Mind Racers
Tomorrow, aka today, I am supposed to start back to work. I am going to meet with my boss to discuss my options, etc., in the am, I want to return to work, but I am a little anxious of how people will respond to me being back, etc.
There is something up with blogger because I can't post my fucking pics, not even in html code, Rich-what's up with that?
I was thinking today about Cancer and how it's affected my life overall.
These are my declarations:
- Cancer has made me realize even more how precious life is, as if I needed a fucking reminder, c'mon my mom died of this shit, and my father has had it 5 times already.
- At first, I didn't want to see my 30th bday come, I feared the big 3-0, now I welcome it, and hopefully at least 5 more after it.
- I worry constantly about dying and leaving Dawn with debt.

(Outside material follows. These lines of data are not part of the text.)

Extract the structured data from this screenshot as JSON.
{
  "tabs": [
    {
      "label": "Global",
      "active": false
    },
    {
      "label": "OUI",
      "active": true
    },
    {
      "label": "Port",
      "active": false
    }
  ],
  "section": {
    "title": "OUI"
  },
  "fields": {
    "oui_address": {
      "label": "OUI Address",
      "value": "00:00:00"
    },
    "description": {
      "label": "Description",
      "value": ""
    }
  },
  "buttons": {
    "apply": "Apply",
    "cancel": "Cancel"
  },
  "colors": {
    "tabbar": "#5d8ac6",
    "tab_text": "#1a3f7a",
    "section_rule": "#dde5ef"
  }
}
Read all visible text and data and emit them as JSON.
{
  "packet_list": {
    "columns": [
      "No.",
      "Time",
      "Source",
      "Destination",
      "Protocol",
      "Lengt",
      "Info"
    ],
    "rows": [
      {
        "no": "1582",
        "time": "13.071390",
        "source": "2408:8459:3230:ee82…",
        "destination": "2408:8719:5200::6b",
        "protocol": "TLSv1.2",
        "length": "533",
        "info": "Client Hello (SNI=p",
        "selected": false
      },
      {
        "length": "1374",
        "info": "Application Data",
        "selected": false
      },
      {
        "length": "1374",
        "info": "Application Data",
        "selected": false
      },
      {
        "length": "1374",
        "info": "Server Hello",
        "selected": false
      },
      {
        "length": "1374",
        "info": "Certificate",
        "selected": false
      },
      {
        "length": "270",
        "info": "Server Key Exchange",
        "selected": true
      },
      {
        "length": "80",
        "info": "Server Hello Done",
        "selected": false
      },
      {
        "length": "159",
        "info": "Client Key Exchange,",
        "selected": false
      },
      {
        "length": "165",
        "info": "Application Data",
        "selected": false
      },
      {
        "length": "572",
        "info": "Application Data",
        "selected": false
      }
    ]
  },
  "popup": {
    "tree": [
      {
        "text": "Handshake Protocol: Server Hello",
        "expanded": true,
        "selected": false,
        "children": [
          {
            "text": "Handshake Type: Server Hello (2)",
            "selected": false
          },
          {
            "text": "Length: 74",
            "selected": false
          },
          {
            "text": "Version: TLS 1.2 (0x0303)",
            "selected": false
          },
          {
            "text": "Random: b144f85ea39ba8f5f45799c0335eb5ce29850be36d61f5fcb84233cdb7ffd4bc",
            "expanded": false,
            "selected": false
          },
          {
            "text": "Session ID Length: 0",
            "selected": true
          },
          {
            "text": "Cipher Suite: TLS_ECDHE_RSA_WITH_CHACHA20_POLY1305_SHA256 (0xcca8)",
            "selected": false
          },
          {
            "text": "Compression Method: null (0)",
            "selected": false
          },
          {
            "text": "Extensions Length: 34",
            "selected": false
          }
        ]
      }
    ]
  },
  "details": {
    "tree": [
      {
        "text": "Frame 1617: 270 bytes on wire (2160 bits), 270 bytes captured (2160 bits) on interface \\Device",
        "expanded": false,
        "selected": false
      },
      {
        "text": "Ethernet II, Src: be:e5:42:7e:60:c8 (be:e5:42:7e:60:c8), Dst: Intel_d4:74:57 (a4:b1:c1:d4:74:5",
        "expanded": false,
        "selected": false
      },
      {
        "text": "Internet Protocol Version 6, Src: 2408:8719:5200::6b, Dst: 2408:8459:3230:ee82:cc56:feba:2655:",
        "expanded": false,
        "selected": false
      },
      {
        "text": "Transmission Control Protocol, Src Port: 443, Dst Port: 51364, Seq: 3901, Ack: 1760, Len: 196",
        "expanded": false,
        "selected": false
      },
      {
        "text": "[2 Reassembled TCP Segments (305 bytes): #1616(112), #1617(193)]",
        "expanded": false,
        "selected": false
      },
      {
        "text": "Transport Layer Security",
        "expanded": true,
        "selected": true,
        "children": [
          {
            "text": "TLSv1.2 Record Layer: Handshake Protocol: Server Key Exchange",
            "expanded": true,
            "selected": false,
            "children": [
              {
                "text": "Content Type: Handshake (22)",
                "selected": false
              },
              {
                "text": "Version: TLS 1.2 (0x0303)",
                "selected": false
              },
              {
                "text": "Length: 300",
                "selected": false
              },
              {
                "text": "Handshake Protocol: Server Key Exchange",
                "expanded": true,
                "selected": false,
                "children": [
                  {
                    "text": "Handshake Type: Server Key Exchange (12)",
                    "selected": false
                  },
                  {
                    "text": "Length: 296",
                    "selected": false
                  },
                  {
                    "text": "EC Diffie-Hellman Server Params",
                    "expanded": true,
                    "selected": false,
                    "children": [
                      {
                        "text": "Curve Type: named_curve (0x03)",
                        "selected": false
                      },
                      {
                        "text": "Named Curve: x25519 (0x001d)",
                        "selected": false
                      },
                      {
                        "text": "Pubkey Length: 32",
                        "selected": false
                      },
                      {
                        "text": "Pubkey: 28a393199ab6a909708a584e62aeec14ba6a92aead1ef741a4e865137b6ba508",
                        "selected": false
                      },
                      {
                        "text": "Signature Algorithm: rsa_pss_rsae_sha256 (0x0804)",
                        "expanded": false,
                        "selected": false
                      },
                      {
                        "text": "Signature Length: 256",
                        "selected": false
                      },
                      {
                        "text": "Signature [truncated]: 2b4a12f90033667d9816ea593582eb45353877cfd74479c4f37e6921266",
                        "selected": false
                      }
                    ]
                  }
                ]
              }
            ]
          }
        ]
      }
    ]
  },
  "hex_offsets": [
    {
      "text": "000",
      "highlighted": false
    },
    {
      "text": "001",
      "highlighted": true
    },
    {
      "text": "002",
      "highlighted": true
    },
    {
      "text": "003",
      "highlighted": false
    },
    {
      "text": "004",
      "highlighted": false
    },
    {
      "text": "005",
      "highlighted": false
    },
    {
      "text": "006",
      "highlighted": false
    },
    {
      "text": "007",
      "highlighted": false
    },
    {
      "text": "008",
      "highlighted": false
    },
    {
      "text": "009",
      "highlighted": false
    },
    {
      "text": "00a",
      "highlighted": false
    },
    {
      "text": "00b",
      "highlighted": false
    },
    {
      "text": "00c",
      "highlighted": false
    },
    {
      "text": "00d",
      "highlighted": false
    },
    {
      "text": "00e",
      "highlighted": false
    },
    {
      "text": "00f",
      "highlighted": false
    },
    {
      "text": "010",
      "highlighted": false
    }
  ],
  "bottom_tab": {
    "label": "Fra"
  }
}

- It's made me realize even more that genetics don't make up a family-it took me a while to get over the fact that I will be infertile from chemo, and not only that, this is an autosominal dominant gene, do I really want to play odds in passing it on? Fuck no, I am not giving it that much credit.
- It's brought out the risk-taker in me, this year I want to go on a hot air balloon ride, I want to go jet skiing-of course I have to wait until after chemo because it lowers my immunity and the water is very dirty, I want to go parachuting, I've always wanted to learn how to sail and possibly get my pilot's license for cessnas, I want to be a parent-and not just to my 71 year old father, or dog, or niece, I want to travel to NYC with Dawn, and to London finally.
- It's made me realize who my true friends really are and how people treat you differently.
- It's made me hate the fucking response when people say: "You could walk out here tomorrow and get hit by a bus, nothings guaranteed", that's true, but c'mon, that's an infinite statement, cancer is finite in my life, and is a life threatening disease, trust me perspectives change when that picture comes in!
- It's made me care even less about my hair, and more about my ovaries, it used to be vice versa.
- It's made me realize even more that when the dead are dead, they're dead. The living truly do keep living.
Well that's all I have time for tonight, I do have to get to Neverland eventually and it won't happen if I keep sitting here entertaining you guys with my random thoughts of spacely sprockets and calvinly cobbs. Goodnight!